Robson has covered the issue--whether the ACA's contraception mandate violates a corporation's religious liberties (and the included issue whether a corporation can even have religious liberties)--here (Gilardi v. HHS), here (Eden Foods v. Sebelius), here (Autocam Corp. v. Sebelius), here (Conestoga Wood Specialties Corp. v. Secretary of HHS), and, of course, here (Hobby Lobby).
Robson argues that the question whether a corporation can have religious liberties has several problems. First, the profit: historically, religious entities that enjoyed religious liberties (like those in Gonzalez v. O Centro Espirita and Church of the Lukumi Bablu Aye, Inc. v. Hialeah) were nonprofits. But the Tenth Circuit ruled in Hobby Lobby that "sincerely religious persons could find a connection between the exercise of religion and the pursuit of profit." Next, "the secular shape of many corporations . . . is ill-suited to sectarianism. There is little, if anything, to alert a consumer or a job applicant that one is engaging with a religious entity." Finally, there's a slippery slope: treating a for-profit corporation as a religious-rights-bearing person could lead to exemptions for that corporation from all manner of federal requirements that interfere with the corporation's "beliefs."
Robson also shows why attributing the free exercise claims of shareholders to a corporation, or pass-through, is a problem. "In asserting religious rights, corporations seek to pierce their own corporate veils for the purposes of some sectarian principles such as contraception coverage for employees, but presumably to keep their protective masks in place regarding personal liability."

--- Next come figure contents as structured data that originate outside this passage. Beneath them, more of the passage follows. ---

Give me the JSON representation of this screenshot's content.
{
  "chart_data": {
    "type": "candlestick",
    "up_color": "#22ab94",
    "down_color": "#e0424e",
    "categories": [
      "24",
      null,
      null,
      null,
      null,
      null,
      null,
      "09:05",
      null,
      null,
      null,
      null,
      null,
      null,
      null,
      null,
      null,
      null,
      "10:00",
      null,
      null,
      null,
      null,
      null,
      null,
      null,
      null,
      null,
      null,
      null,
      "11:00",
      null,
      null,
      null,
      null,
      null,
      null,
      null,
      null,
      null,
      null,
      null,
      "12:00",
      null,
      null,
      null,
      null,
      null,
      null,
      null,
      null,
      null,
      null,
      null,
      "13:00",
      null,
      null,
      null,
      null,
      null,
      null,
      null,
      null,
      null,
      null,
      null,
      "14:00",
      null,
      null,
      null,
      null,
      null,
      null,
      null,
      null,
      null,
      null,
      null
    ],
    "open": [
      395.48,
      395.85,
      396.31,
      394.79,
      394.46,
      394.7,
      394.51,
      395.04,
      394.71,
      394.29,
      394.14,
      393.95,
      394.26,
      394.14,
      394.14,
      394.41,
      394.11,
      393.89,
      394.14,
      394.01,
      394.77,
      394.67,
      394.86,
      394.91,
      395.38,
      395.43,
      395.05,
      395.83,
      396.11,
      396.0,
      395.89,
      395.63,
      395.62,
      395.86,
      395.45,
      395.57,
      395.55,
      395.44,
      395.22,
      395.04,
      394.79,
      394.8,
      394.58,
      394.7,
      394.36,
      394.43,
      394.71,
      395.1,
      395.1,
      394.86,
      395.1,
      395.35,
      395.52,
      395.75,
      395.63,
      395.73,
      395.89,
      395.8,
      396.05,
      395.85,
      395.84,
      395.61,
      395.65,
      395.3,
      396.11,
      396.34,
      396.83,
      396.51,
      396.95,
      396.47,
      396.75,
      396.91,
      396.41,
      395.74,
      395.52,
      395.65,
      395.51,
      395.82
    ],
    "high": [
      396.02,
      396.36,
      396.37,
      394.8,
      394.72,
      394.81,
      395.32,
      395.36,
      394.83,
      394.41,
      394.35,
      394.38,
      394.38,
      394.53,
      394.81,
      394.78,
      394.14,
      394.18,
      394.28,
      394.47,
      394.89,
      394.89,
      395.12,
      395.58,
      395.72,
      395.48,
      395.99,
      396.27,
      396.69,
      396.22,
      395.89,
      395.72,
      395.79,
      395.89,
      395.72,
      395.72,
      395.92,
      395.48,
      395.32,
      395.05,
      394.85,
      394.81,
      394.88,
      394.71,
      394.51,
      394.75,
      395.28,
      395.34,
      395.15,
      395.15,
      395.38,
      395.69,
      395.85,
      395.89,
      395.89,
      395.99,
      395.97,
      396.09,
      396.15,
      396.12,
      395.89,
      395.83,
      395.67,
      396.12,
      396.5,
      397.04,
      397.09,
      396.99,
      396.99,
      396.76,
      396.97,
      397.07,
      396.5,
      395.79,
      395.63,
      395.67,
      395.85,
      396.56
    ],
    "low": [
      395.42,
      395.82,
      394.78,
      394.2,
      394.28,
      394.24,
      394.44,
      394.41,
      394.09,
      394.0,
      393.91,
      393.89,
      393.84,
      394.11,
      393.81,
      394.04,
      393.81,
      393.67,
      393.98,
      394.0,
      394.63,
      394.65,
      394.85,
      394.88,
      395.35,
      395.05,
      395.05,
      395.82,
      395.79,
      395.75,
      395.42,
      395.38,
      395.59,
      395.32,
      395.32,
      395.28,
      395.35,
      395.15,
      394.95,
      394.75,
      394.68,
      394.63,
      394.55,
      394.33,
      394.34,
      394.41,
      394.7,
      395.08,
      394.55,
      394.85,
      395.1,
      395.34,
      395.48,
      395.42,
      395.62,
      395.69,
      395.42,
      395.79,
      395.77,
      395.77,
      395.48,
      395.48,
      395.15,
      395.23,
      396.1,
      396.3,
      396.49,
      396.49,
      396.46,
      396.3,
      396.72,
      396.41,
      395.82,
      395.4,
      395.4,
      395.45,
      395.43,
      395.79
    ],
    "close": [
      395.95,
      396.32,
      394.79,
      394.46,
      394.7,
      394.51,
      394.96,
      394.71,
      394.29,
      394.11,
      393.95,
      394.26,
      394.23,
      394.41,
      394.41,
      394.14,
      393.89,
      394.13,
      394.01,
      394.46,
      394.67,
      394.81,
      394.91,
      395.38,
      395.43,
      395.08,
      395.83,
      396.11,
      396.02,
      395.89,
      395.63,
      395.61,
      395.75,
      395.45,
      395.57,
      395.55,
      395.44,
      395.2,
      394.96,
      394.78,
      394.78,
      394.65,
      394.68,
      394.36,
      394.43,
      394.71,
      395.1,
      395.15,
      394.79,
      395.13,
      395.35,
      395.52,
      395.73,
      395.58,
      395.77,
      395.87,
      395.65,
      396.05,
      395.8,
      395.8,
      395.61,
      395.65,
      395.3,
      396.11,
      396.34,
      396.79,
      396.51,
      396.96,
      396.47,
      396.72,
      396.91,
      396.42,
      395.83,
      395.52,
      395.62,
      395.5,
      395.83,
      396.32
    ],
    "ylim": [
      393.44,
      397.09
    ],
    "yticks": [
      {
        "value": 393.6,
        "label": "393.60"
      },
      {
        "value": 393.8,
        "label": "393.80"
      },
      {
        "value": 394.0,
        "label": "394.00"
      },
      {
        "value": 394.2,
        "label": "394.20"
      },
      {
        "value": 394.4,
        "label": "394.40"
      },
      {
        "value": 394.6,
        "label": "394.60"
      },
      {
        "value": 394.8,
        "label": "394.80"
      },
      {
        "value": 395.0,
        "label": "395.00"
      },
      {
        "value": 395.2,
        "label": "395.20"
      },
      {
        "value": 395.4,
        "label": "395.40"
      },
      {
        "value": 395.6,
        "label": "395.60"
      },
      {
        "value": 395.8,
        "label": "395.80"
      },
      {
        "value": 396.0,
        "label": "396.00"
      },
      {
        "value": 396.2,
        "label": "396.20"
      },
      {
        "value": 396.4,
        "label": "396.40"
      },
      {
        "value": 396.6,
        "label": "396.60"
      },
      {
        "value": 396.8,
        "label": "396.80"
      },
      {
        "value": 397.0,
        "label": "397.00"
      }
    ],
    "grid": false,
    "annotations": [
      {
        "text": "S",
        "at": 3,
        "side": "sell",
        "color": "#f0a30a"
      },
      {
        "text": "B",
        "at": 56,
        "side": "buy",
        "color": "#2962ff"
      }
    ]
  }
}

Treating all these claims as sincerely held religious beliefs probably gives them too much credit, though. As Robson reminds us, Eden Food's founder's case wasn't really a religious objection to the contraception mandate. Instead, it was a "laissez-faire, anti-government screed" (the Sixth Circuit's phrase, not Robson's), with decidedly "sexist and anti-worker" overtones (Robson's phrase, not the Sixth Circuit's). So Robson asks, "If a corporation can have a religion, is it coincidence that its most deeply held and sincere beleifs are in opposition to equality and democracy?"